Another more minor factor is men. Men also face the same standards of living issues. And on top of that they see in the media multiple famous men becoming fathers (albeit usually not for the first time) right into their 60s. Why struggle financially being a dad in your 20s when you can do same in your 40s-50s (and in the meantime have fun with OLD)

I asked earlier and nobody responded. What do you think the impact of a male birth control pill would be on this problem?

DancefloorAcrobatics · 21/09/2025 08:00

I don't think it's a bad thing that birth rates are falling. The world is overpopulated, natural resources are diminished and societies are crumbling.

Plus, the original poster put all the nuance on women, but men and their behaviour towards women are also a factor.

lemonraspberry · 21/09/2025 08:02

OldOrMaybeNotThatOld · 21/09/2025 07:56

Sub standard medical support may be a factor here but in developing countries where medical support is non existent women still have many children.
I think it’s more about education and opportunity’s for an alternative for women than anything else.

yes but developing countries rarely educate their women population and it is still a very traditional society where women are the home makers.

Compare it to the US which has the highest maternal mortality rates in a developed nation, add on the costs for medical care, and the 10-12 weeks unpaid maternity leave they get it really does not encourage women to have babies (despite Elon Musks objections!)

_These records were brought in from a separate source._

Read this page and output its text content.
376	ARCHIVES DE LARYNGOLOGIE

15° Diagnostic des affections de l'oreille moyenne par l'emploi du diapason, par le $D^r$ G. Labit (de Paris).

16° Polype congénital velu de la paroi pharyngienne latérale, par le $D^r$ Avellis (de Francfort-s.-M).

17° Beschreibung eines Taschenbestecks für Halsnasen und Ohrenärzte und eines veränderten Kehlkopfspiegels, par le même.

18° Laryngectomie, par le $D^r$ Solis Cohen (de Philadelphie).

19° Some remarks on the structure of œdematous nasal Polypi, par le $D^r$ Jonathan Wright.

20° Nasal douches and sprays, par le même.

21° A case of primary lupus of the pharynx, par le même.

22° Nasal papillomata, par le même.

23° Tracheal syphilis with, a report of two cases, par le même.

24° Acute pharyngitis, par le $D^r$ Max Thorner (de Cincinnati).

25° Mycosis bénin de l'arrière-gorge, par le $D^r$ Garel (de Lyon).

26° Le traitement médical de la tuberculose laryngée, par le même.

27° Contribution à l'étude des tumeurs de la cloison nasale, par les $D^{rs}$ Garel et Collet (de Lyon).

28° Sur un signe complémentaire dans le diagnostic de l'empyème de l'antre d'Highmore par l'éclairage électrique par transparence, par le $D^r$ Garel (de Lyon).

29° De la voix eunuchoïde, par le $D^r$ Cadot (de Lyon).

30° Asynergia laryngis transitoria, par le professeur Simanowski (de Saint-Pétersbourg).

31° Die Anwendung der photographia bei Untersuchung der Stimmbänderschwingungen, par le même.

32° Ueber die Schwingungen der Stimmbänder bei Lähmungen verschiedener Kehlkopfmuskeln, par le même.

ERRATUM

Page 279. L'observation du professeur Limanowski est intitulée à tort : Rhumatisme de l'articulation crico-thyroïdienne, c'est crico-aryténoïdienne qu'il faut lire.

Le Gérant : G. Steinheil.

anotherside · 21/09/2025 08:02

I reckon within a few years the problem of low birth rates will be solved with artificial births anyway which will solve all economic/age imbalance issues.

The trade off however being that it will begin the slide into a dystopian hellhole where the creation of humans is outsourced by governments to big tech in order to serve economic demand… our genetic makeup will be molded to serve the job market, and then the stage after that will likely be experimentation with direct insertion of nano technology so that humans can be controlled at will throughout their lives. Yay!

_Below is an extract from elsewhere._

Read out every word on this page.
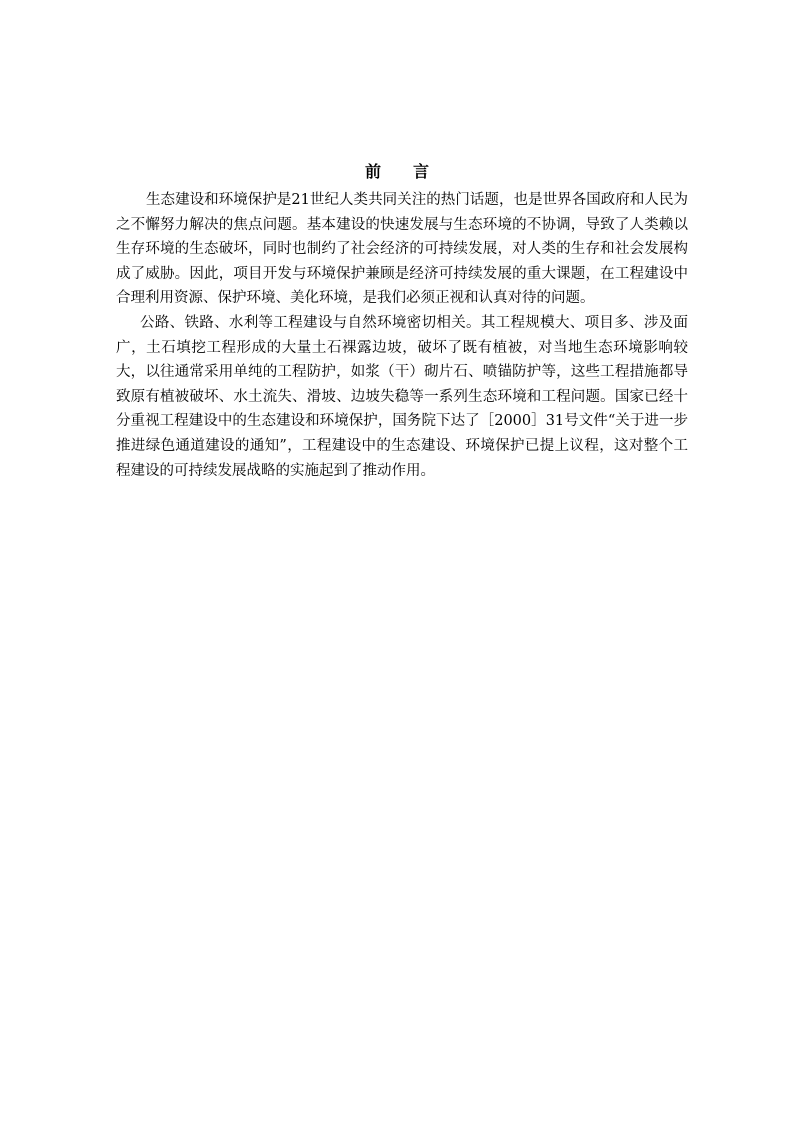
前言

生态建设和环境保护是21世纪人类共同关注的热门话题，也是世界各国政府和人民为之不懈努力解决的焦点问题。基本建设的快速发展与生态环境的不协调，导致了人类赖以生存环境的生态破坏，同时也制约了社会经济的可持续发展，对人类的生存和社会发展构成了威胁。因此，项目开发与环境保护兼顾是经济可持续发展的重大课题，在工程建设中合理利用资源、保护环境、美化环境，是我们必须正视和认真对待的问题。

公路、铁路、水利等工程建设与自然环境密切相关。其工程规模大、项目多、涉及面广，土石填挖工程形成的大量土石裸露边坡，破坏了既有植被，对当地生态环境影响较大，以往通常采用单纯的工程防护，如浆（干）砌片石、喷锚防护等，这些工程措施都导致原有植被破坏、水土流失、滑坡、边坡失稳等一系列生态环境和工程问题。国家已经十分重视工程建设中的生态建设和环境保护，国务院下达了［2000］31号文件“关于进一步推进绿色通道建设的通知”，工程建设中的生态建设、环境保护已提上议程，这对整个工程建设的可持续发展战略的实施起到了推动作用。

OldOrMaybeNotThatOld · 21/09/2025 08:05

lemonraspberry · 21/09/2025 08:02

yes but developing countries rarely educate their women population and it is still a very traditional society where women are the home makers.

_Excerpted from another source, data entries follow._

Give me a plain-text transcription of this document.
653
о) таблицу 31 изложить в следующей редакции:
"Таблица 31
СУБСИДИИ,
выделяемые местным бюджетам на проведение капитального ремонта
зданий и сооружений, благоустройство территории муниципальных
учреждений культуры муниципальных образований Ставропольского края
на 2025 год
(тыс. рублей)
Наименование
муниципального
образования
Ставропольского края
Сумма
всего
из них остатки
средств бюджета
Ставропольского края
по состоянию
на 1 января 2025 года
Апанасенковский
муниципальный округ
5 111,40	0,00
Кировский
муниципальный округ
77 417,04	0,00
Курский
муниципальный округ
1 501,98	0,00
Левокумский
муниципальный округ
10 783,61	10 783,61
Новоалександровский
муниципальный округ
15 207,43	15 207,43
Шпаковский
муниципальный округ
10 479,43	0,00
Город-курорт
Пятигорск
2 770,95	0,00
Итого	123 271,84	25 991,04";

Compare it to the US which has the highest maternal mortality rates in a developed nation, add on the costs for medical care, and the 10-12 weeks unpaid maternity leave they get it really does not encourage women to have babies (despite Elon Musks objections!)

Exactly, it’s education. The more educated women are the less children they have medical support aside. Even in countries where medical support is top tier, birth rates are falling and probably faster than elsewhere because usually top tier medical support comes from a better educated society.